Il est essentiel que le médecin réalisant le bilan soit formé au diagnostic du SAF, car les formes atténuées (TSAF, NDFAE) sont souvent méconnues et leur impact sur le développement de l’enfant peut être important.

Pour les ressources médicales et le suivi santé au quotidien, le site MaSanté MesSoins propose des outils pratiques pour les familles.

Les carences nutritionnelles : un tableau clinique fréquent

De nombreux enfants adoptés, en particulier ceux ayant vécu dans des institutions, présentent à leur arrivée des carences nutritionnelles qui peuvent affecter leur développement.

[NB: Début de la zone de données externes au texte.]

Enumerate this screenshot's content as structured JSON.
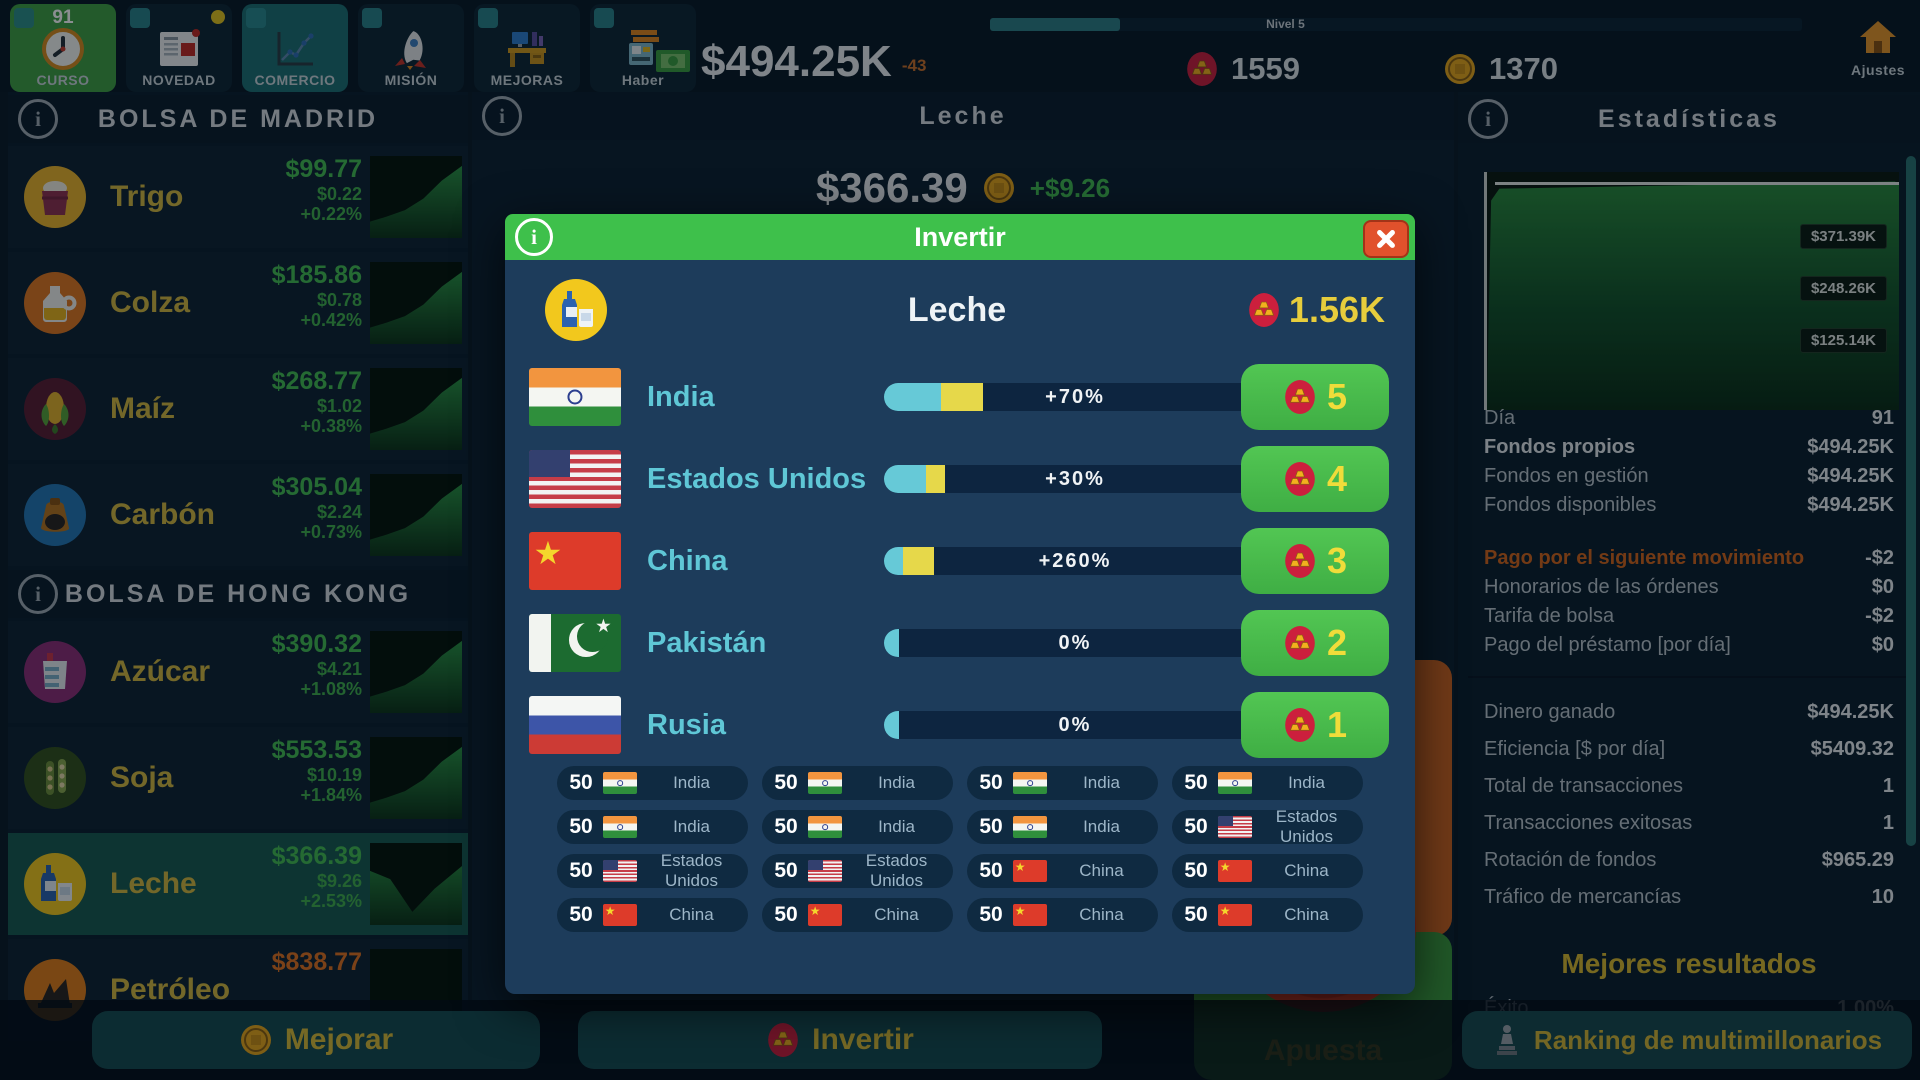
{
  "topbar": {
    "nav": [
      {
        "id": "curso",
        "label": "CURSO",
        "badge": "91",
        "style": "green",
        "icon": "clock"
      },
      {
        "id": "novedad",
        "label": "NOVEDAD",
        "style": "",
        "icon": "news",
        "dot": true
      },
      {
        "id": "comercio",
        "label": "COMERCIO",
        "style": "active",
        "icon": "chart"
      },
      {
        "id": "mision",
        "label": "MISIÓN",
        "style": "",
        "icon": "rocket"
      },
      {
        "id": "mejoras",
        "label": "MEJORAS",
        "style": "",
        "icon": "desk"
      },
      {
        "id": "haber",
        "label": "Haber",
        "style": "",
        "icon": "register"
      }
    ],
    "level_label": "Nivel 5",
    "level_pct": 16,
    "money": "$494.25K",
    "money_delta": "-43",
    "gold_count": "1559",
    "coin_count": "1370",
    "settings_label": "Ajustes"
  },
  "left_panel": {
    "sections": [
      {
        "title": "BOLSA DE MADRID",
        "rows": [
          {
            "name": "Trigo",
            "price": "$99.77",
            "change": "$0.22",
            "pct": "+0.22%",
            "icon": "wheat",
            "chart": "up"
          },
          {
            "name": "Colza",
            "price": "$185.86",
            "change": "$0.78",
            "pct": "+0.42%",
            "icon": "rapeseed",
            "chart": "up"
          },
          {
            "name": "Maíz",
            "price": "$268.77",
            "change": "$1.02",
            "pct": "+0.38%",
            "icon": "corn",
            "chart": "up"
          },
          {
            "name": "Carbón",
            "price": "$305.04",
            "change": "$2.24",
            "pct": "+0.73%",
            "icon": "coal",
            "chart": "up"
          }
        ]
      },
      {
        "title": "BOLSA DE HONG KONG",
        "rows": [
          {
            "name": "Azúcar",
            "price": "$390.32",
            "change": "$4.21",
            "pct": "+1.08%",
            "icon": "sugar",
            "chart": "up"
          },
          {
            "name": "Soja",
            "price": "$553.53",
            "change": "$10.19",
            "pct": "+1.84%",
            "icon": "soy",
            "chart": "up"
          },
          {
            "name": "Leche",
            "price": "$366.39",
            "change": "$9.26",
            "pct": "+2.53%",
            "icon": "milk",
            "chart": "dip",
            "selected": true
          },
          {
            "name": "Petróleo",
            "price": "$838.77",
            "change": "",
            "pct": "",
            "icon": "oil",
            "chart": "down",
            "down": true
          }
        ]
      }
    ],
    "upgrade_label": "Mejorar"
  },
  "center": {
    "title": "Leche",
    "price": "$366.39",
    "change": "+$9.26",
    "invest_label": "Invertir",
    "bet_label": "Apuesta"
  },
  "modal": {
    "title": "Invertir",
    "commodity": "Leche",
    "cost": "1.56K",
    "countries": [
      {
        "flag": "india",
        "name": "India",
        "pct": "+70%",
        "level": "5",
        "teal": 15,
        "yellow": 11
      },
      {
        "flag": "usa",
        "name": "Estados Unidos",
        "pct": "+30%",
        "level": "4",
        "teal": 11,
        "yellow": 5
      },
      {
        "flag": "china",
        "name": "China",
        "pct": "+260%",
        "level": "3",
        "teal": 5,
        "yellow": 8
      },
      {
        "flag": "pakistan",
        "name": "Pakistán",
        "pct": "0%",
        "level": "2",
        "teal": 4,
        "yellow": 0
      },
      {
        "flag": "russia",
        "name": "Rusia",
        "pct": "0%",
        "level": "1",
        "teal": 4,
        "yellow": 0
      }
    ],
    "chips": [
      {
        "amount": "50",
        "flag": "india",
        "label": "India"
      },
      {
        "amount": "50",
        "flag": "india",
        "label": "India"
      },
      {
        "amount": "50",
        "flag": "india",
        "label": "India"
      },
      {
        "amount": "50",
        "flag": "india",
        "label": "India"
      },
      {
        "amount": "50",
        "flag": "india",
        "label": "India"
      },
      {
        "amount": "50",
        "flag": "india",
        "label": "India"
      },
      {
        "amount": "50",
        "flag": "india",
        "label": "India"
      },
      {
        "amount": "50",
        "flag": "usa",
        "label": "Estados Unidos"
      },
      {
        "amount": "50",
        "flag": "usa",
        "label": "Estados Unidos"
      },
      {
        "amount": "50",
        "flag": "usa",
        "label": "Estados Unidos"
      },
      {
        "amount": "50",
        "flag": "china",
        "label": "China"
      },
      {
        "amount": "50",
        "flag": "china",
        "label": "China"
      },
      {
        "amount": "50",
        "flag": "china",
        "label": "China"
      },
      {
        "amount": "50",
        "flag": "china",
        "label": "China"
      },
      {
        "amount": "50",
        "flag": "china",
        "label": "China"
      },
      {
        "amount": "50",
        "flag": "china",
        "label": "China"
      }
    ]
  },
  "right_panel": {
    "title": "Estadísticas",
    "chart_labels": [
      "$371.39K",
      "$248.26K",
      "$125.14K"
    ],
    "stats_a": [
      {
        "l": "Día",
        "v": "91"
      },
      {
        "l": "Fondos propios",
        "v": "$494.25K",
        "cls": "bold"
      },
      {
        "l": "Fondos en gestión",
        "v": "$494.25K"
      },
      {
        "l": "Fondos disponibles",
        "v": "$494.25K"
      }
    ],
    "stats_b": [
      {
        "l": "Pago por el siguiente movimiento",
        "v": "-$2",
        "cls": "orange"
      },
      {
        "l": "Honorarios de las órdenes",
        "v": "$0"
      },
      {
        "l": "Tarifa de bolsa",
        "v": "-$2"
      },
      {
        "l": "Pago del préstamo [por día]",
        "v": "$0"
      }
    ],
    "stats_c": [
      {
        "l": "Dinero ganado",
        "v": "$494.25K"
      },
      {
        "l": "Eficiencia [$ por día]",
        "v": "$5409.32"
      },
      {
        "l": "Total de transacciones",
        "v": "1"
      },
      {
        "l": "Transacciones exitosas",
        "v": "1"
      },
      {
        "l": "Rotación de fondos",
        "v": "$965.29"
      },
      {
        "l": "Tráfico de mercancías",
        "v": "10"
      }
    ],
    "best_title": "Mejores resultados",
    "best_rows": [
      {
        "l": "Éxito",
        "v": "1.00%"
      }
    ],
    "ranking_label": "Ranking de multimillonarios"
  }
}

Les carences les plus fréquentes :

  • Carence en fer et anémie ferriprive
  • Carence en vitamine D (fréquente dans les pays peu ensoleillés)
  • Carence en zinc
  • Carence en iode (selon les régions d’origine)

Ces carences sont généralement faciles à corriger avec une alimentation diversifiée et, si nécessaire, une supplémentation. Leur identification précoce évite des conséquences sur le développement cognitif.

L’évaluation du développement psychomoteur

Le développement psychomoteur est une priorité du bilan initial, car les retards liés à un contexte de privation précoce sont fréquents chez les enfants ayant vécu en institution.

L’évaluation porte sur :

  • Le développement moteur (grossière et fine motricité)
  • Le langage et la communication (langage receptif et expressif)
  • Les capacités cognitives et d’apprentissage
  • Le développement socio-affectif et les capacités d’attachement

Il est normal que certains enfants présentent des décalages à l’arrivée. Avec un environnement familial stimulant et, si nécessaire, un soutien spécialisé (orthophonie, psychomotricité), des rattrapages importants sont souvent observés dans les premiers mois.

Consultez notre guide Développement psychomoteur et attachement chez l’enfant adopté pour en savoir plus.

Les centres spécialisés en adoption internationale en France

Plusieurs équipes médicales françaises se sont spécialisées dans la prise en charge des enfants adoptés à l’international. Ces centres proposent des bilans complets et une expertise sur les pathologies spécifiques :

  • Hôpital Necker-Enfants Malades (Paris) — Centre de référence
  • Hôpital Robert-Debré (Paris)
  • Hôpital Femme-Mère-Enfant (Lyon)
  • Hôpital de la Timone (Marseille)
  • CHU de Bordeaux

Ces centres accueillent les enfants de toute la France. Un délai d’attente de quelques semaines est à prévoir pour un rendez-vous.

Le suivi médical dans l’année suivant l’arrivée

Le bilan initial n’est pas suffisant. Un suivi médical régulier est recommandé :

  • À 3 mois : suivi biologique si anomalies initiales, réévaluation du développement
  • À 6 mois : bilan neurologique si retards identifiés, bilan sensoriel complet
  • À 12 mois : bilan complet de développement, évaluation des progrès

Au-delà d’un an, la fréquence du suivi médical rejoint celle d’un enfant ordinaire, sauf problématiques spécifiques identifiées.